I’ll try to add some more on the British colonies and the specific factors that led up to removal, at least in the United States. (I will not focus on Australia, and I will not focus as much on Canada - I am not knowledgeable enough to comment on the specifics of each of those). One important factor is immigration - British settler colonies were magnets for immigration in the 19th century, leading to a massive influx of Europeans and making the population “whiter”. By contrast, most Spanish colonies saw substantially less immigration - fewer Spaniards came over in the first place, and after independence Latin America was not as attractive to immigrants as Northern America (with exceptions - Argentina or Uruguay, for instance, attracted large numbers of immigrants and also possess a smaller indigenous or mestizo population than countries like Mexico or Peru.)
All this said, British settlers weren’t chasing indigenous peoples across the Appalachians as soon as they got across the Atlantic. Removal, as a process, took a long time to develop into the full brutal form it would take in the 19th century. First it should be noted that there was a noteworthy temporal gap between the first Spanish colonies and the first British ones. In fact, large portions of what is today the United States had been explored and charted by the expeditions of Hernando de Soto, Francisco Vasquez de Coronado, and Juan Cabrillo, among others, long before the British attempted to land at Jamestown in 1607. By that point, the Spanish Empire covered vast swaths of the Americas, and the racial and political dynamics that would come to define Spanish America had already started to take shape. The British were not ignorant of this - Spain’s actions in the Americas were well-known, and in fact Spain had acquired a rather unsavory reputation in much of Europe for its atrocities towards Natives. This would take shape as the Black Legend - the assertion that Spain, as an intrinsic result of Catholicism or “Spanishness”, had been uniquely and horrifically brutal towards indigenous peoples. It wasn’t necessarily wrong about the atrocities - Spain performed many brutal, even genocidal actions in its rule over the Americas. But this was not something uniquely Spanish or Catholic, and it would be perversely twisted by the British to justify atrocities and genocides of an equal or greater magnitude than the Spanish.

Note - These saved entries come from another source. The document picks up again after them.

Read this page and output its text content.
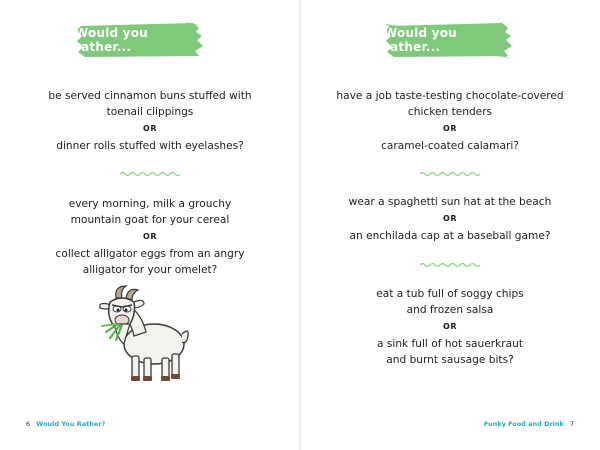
Would you rather...

be served cinnamon buns stuffed with

toenail clippings

OR

dinner rolls stuffed with eyelashes?

every morning, milk a grouchy

mountain goat for your cereal

OR

collect alligator eggs from an angry

alligator for your omelet?

6 Would You Rather?
Would you rather...

have a job taste-testing chocolate-covered

chicken tenders

OR

caramel-coated calamari?

wear a spaghetti sun hat at the beach

OR

an enchilada cap at a baseball game?

eat a tub full of soggy chips

and frozen salsa

OR

a sink full of hot sauerkraut

and burnt sausage bits?

Funky Food and Drink 7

The Black Legend informed much of early British colonialism. The British - viewing themselves as more enlightened than the Catholic Spaniards - had to be different, and their colonialism therefore had to be better. The other crucial, and inarguably more important, prejudice at play was the British view of indigenous peoples. It was clear to the 17th-century British, and to 17th-century Europeans more broadly, that their cultures were superior to those of Native Americans. The view of a continent of ungoverned savages was widespread; Thomas Hobbes refers to North America as exemplifying the violent “state of nature” he decries in The Leviathan. Indigenous agriculture was derided as not living up to European standards, and this then taken to mean that Native Americans did not work the land they lived on. Following John Locke and other philosophers of the time, this meant that indigenous peoples did not own the land they lived on. It was, in theory, free for the taking. In practice, this would be much more complicated, not least because Native Americans had no desire to surrender their land.
It was in this context that the first British colonies in what is now the US were established at Jamestown in 1607 and Plymouth in 1620. While there were great differences between the settlers of each, both shared an ideology that held English culture to be superior over both Native and Spanish culture alike. Especially among the Puritans at Plymouth, the fear that they would “decline” and become like their indigenous neighbors was a major fear of the early settlers. It was a not-uncommon belief in Europe at the time that living in the Americas could transform even a civilized European into a “savage”, just by virtue of how the continent was. British settlers fought vigorously against this feared backsliding. The earliest settlers in the northeast built wigwams not unlike their indigenous neighbors, a practice that was quickly discouraged and fell out of the way. It is not surprising that in this climate of prejudice and fear, British settlers were not keen on mixing with indigenous peoples. And unlike the Spanish, many of the British settlers were married families, so there was not the dearth of women common among the Spanish colonists.